En segundo lugar está la intensa competencia informativa que se da actualmente en los medios, elemento importante para entender la gran cobertura –exagerada para el gobierno– que se da al tema. Ningún medio desea quedar fuera de la cobertura, pero la competencia exige presentar cosas que los otros medios no tienen y también presentar la información de la manera más atractiva posible. En el mejor de los casos, un medio compite con exclusivas y profundización sobre el tema; en el peor con exageración y aun amarillismo. Pero todos luchan por estar en la jugada informativa. A quien hace amarillismo o exagera se le puede cuestionar desde la ética periodística, pero no significa, necesariamente, que sea parte de una conjura.
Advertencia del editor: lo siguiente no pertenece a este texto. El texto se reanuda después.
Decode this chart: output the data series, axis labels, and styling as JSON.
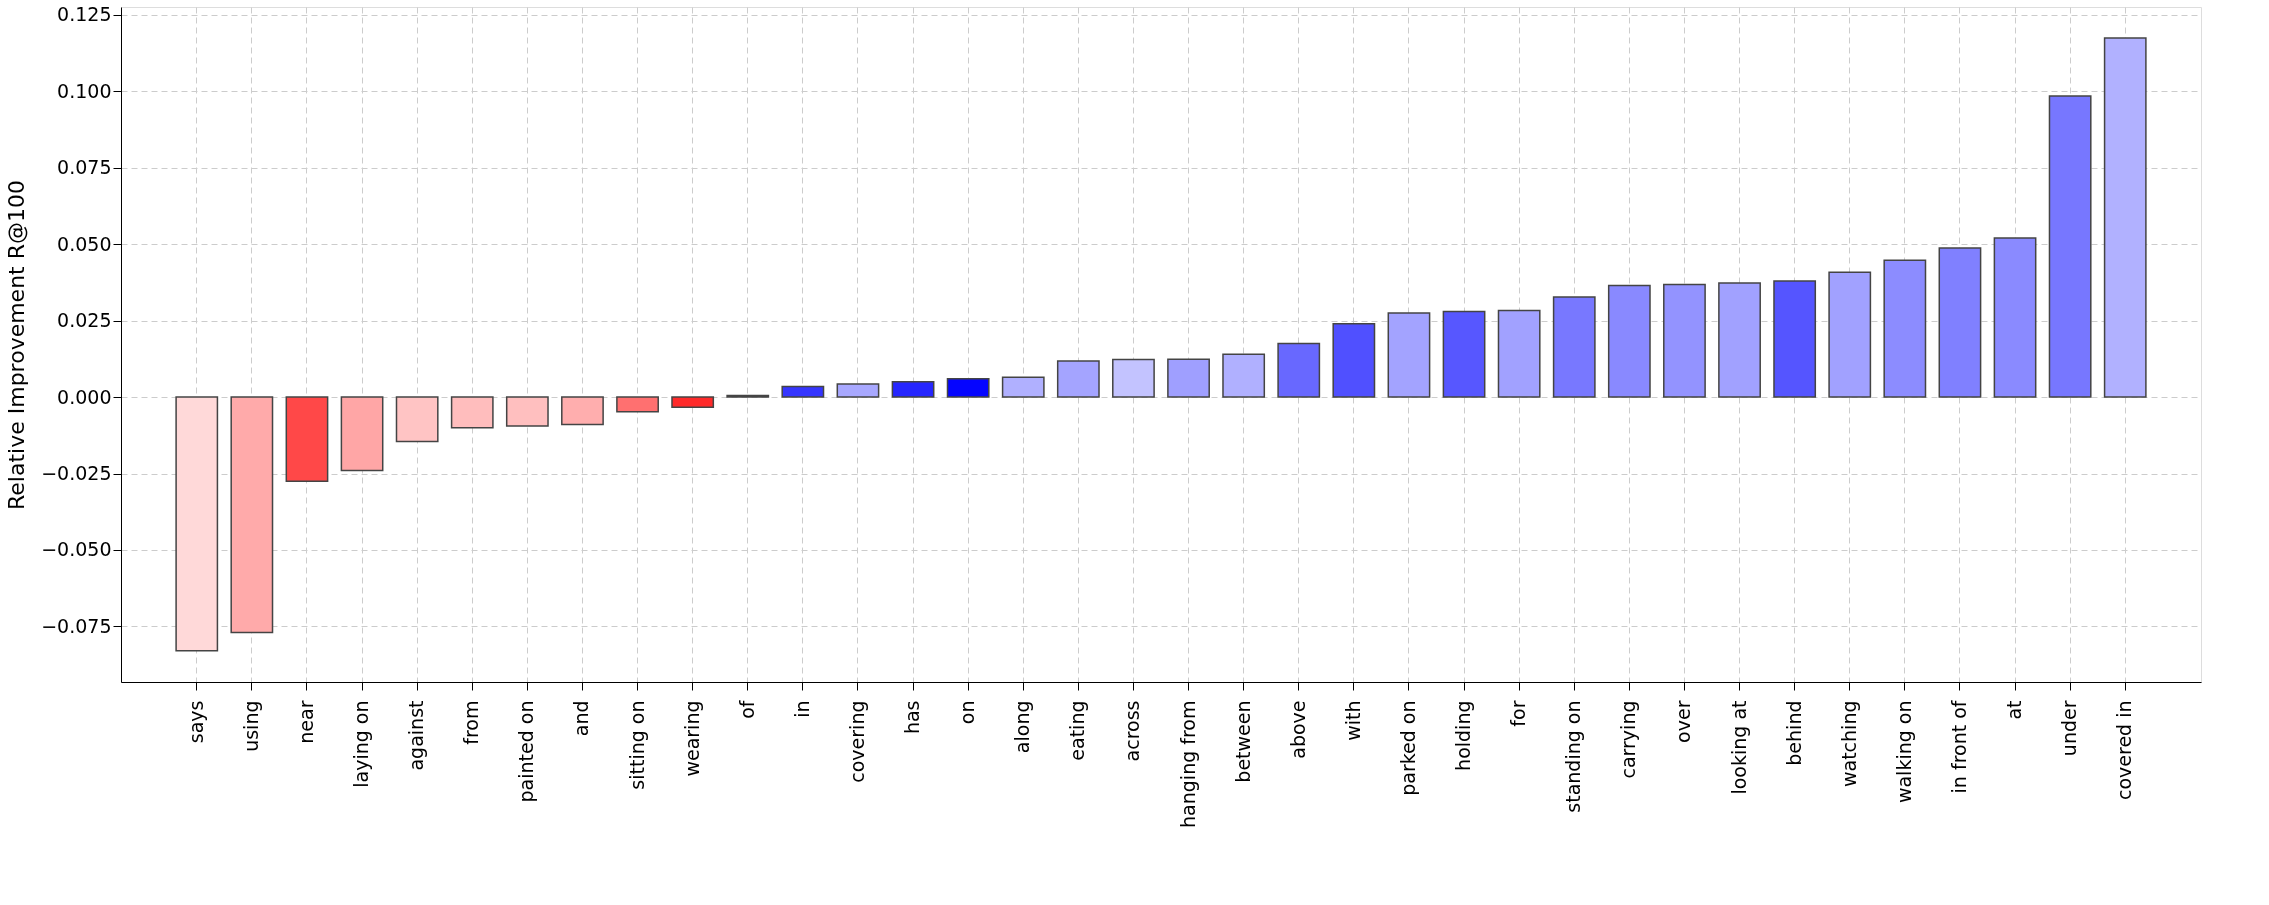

Hoy se vive en México una situación de gran libertad informativa. Hay medios y periodistas que tratan de profundizar en un tema a través de la investigación y abordarlo profesionalmente; hay quienes privilegian, en uso de su derecho, la opinión y la crítica por encima de la investigación; hay quienes utilizan una tribuna periodística para exponer sus animadversiones o sus inclinaciones ideológicas y hasta sus rencores personales o políticos.
Todo eso existe. La realidad de los medios actualmente va más allá del blanco y el negro. Así convendría verla antes de referirse a conjuras mediáticas que quizá puedan existir, pero, en todo caso, habría que probar.